Jeito: manobra
engenhosa para converter o impossível em possível, o injusto em justo e o
ilegal em legal [1]; ou
ainda: processo brasileiro genuíno de resolver dificuldades apesar das regras,
códigos e leis [2]. Em
Brazil's Legal Culture: The Jeito
Revisited (1984), Keith S. Rosenn [3]
divide a instituição paralegal the jeito (jeitinho, para os íntimos) em cinco tipos de comportamento:
- Um membro do governo não cumpre uma obrigação legal por vantagem financeira ou de status.
- Um cidadão emprega subterfúgio para contornar uma obrigação legal que é sensível e justa.

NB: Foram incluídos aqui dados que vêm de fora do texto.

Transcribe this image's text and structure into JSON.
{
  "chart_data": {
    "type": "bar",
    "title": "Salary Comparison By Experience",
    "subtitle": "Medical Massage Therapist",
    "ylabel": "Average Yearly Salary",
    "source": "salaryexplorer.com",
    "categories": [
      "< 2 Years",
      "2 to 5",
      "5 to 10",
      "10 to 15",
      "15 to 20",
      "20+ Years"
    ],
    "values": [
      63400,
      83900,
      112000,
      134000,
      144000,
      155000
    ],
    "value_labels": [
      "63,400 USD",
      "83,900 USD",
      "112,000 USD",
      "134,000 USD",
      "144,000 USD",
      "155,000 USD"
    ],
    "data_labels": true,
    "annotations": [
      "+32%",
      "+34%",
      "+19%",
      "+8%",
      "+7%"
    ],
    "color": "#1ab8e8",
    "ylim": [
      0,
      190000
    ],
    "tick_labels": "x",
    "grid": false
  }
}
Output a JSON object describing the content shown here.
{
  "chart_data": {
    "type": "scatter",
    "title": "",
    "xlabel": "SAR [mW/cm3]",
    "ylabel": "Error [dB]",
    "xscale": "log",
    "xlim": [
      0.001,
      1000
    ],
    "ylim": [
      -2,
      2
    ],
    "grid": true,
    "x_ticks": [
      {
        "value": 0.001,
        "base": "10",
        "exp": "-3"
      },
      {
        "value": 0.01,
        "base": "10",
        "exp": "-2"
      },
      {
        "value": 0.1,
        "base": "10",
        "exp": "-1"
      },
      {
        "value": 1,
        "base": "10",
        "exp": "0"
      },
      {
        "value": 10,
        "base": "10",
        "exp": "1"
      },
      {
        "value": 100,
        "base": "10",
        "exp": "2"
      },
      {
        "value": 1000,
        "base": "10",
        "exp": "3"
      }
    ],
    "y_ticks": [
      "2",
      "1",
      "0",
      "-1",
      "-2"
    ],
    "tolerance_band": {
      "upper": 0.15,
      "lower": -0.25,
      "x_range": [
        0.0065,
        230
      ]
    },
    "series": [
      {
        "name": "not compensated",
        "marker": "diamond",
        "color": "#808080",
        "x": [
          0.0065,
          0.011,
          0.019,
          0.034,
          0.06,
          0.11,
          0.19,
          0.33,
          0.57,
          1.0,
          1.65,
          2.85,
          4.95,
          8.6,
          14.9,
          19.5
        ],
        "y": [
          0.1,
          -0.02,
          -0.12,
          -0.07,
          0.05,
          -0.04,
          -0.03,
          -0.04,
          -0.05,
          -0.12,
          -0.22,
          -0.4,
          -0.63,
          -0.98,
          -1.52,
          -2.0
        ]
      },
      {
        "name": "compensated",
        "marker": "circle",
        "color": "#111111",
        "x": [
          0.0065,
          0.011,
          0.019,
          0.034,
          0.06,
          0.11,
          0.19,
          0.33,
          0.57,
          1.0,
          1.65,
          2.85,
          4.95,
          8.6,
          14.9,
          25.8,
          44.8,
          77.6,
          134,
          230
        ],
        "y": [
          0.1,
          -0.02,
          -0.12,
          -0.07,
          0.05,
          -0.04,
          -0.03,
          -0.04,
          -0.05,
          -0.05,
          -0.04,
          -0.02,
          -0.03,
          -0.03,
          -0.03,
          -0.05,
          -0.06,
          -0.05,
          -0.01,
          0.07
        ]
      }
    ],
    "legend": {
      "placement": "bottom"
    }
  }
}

- Um servidor público cumpre a sua obrigação legal de forma rápida somente em troca de vantagem financeira ou de status.
- Um cidadão contorna uma obrigação legal que é irrealista, injusta ou economicamente ineficiente.
- Um funcionário público desvia-se de sua obrigação por convicção de que a lei é irrealista, injusta ou economicamente ineficiente.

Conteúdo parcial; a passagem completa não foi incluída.